Sur le cahier ses doigts courent maintenant sous les syllabes, ne butant que rarement.

Au jardin j ’ai récolté les dernières courgettes, découvert que les framboises avaient profité de cette douceur étonnante, et gardé ce secret pour moi, pour une fois, avant de rendre le carré de potager à la nature (et aux limaces).

On ferme désormais les volets chaque soir et les mésanges toquent du bec à la fenêtre de la cuisine quand elles ne trouvent pas leur ration de graines.

Une dernière balade au soleil du dimanche après-midi qui nous fait enlever les manteaux emportés sans savoir pourquoi, quelques pas dans la forêts avant de rebrousser chemin, déçus, les chasseurs nous ont précédés.

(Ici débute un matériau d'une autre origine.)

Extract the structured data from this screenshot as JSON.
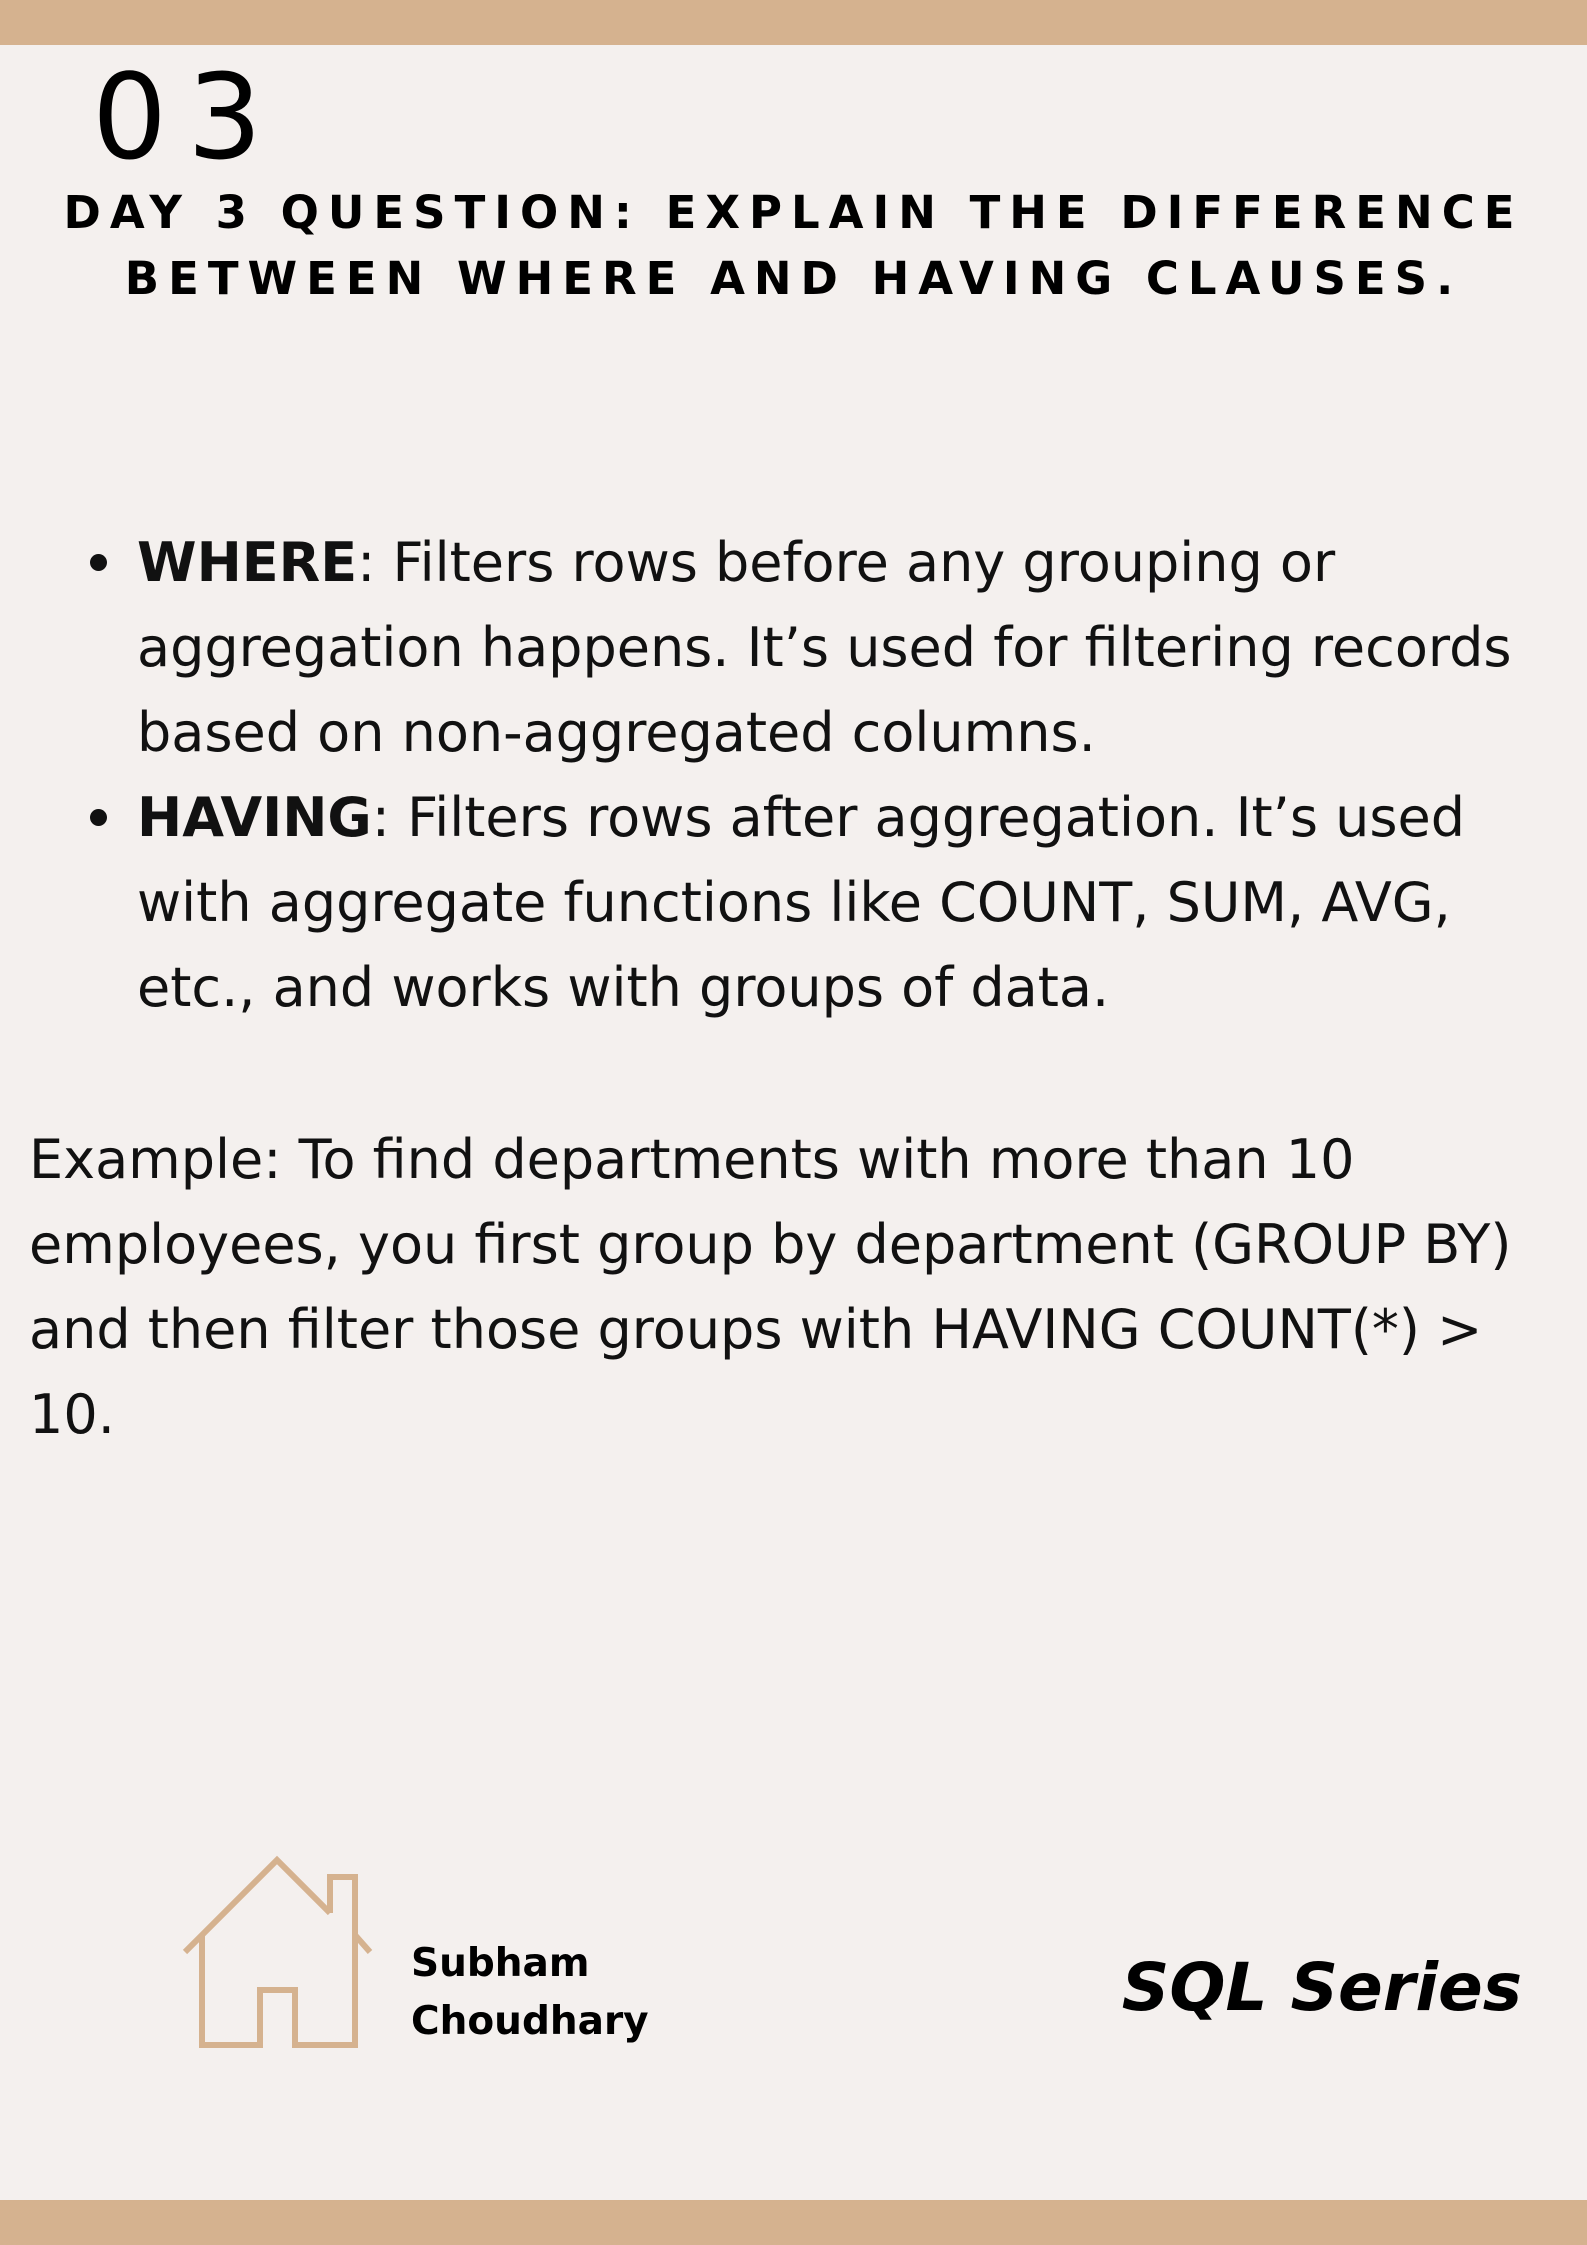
{
  "page": {
    "number": "03",
    "question": "Day 3 Question: Explain the difference between WHERE and HAVING clauses."
  },
  "bullets": [
    {
      "term": "WHERE",
      "text": ": Filters rows before any grouping or aggregation happens. It’s used for filtering records based on non-aggregated columns."
    },
    {
      "term": "HAVING",
      "text": ": Filters rows after aggregation. It’s used with aggregate functions like COUNT, SUM, AVG, etc., and works with groups of data."
    }
  ],
  "example": "Example: To find departments with more than 10 employees, you first group by department (GROUP BY) and then filter those groups with HAVING COUNT(*) > 10.",
  "footer": {
    "author_first": "Subham",
    "author_last": "Choudhary",
    "series": "SQL Series",
    "logo_icon": "house-icon"
  },
  "colors": {
    "accent": "#d5b28f",
    "background": "#f4f0ee",
    "text": "#000000"
  }
}
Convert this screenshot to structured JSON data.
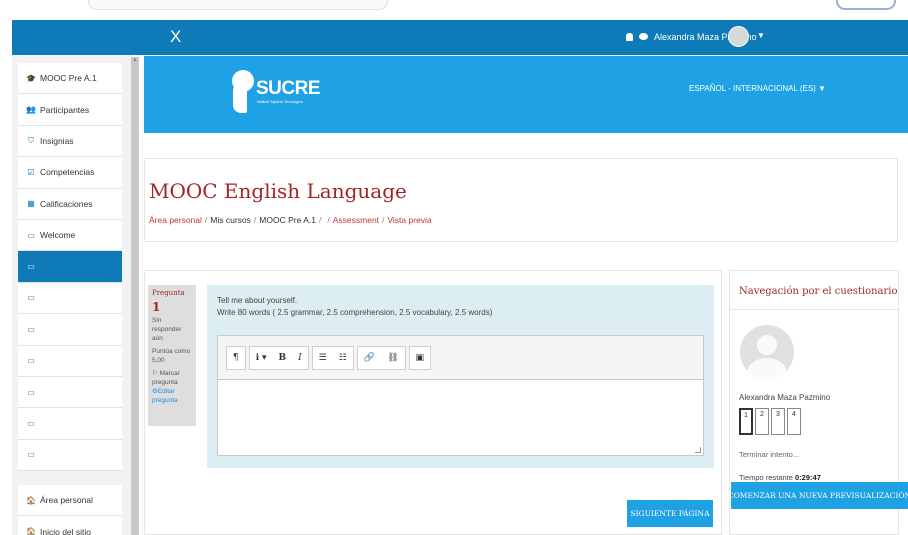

Nous nous sommes précipités dehors quand nous avons entendu les cris, les grues nous ont salués, elle a eu six ans et puis ce fut l’automne, qui chez nous ressemble singulièrement à l’hiver.

Elle m’a demandé un cache-oreilles, j’ai souri, et j’ai promis d’en chercher un.


Et sourire dans la nuit

Rien à voir avec le texte mais la forêt est si jolie en ce moment.

 

J’avais presque oublié comment c’était, d’en avoir envie. Entre petit confort et faux prétextes, on a vite fait de préférer les chaussons en pilou – et de s’y trouver bien.

J’avais presque oublié comment c’était, avant, la jeunesse, la liberté, le grain de folie.

J’avais presque oublié comment c’était, après une journée de labeur familial et ménager, de trouver le courage de se recoiffer, de mettre du bleu sur mes yeux, du vert sur mes ongles, un peu de parfum, et de voir son regard pétiller.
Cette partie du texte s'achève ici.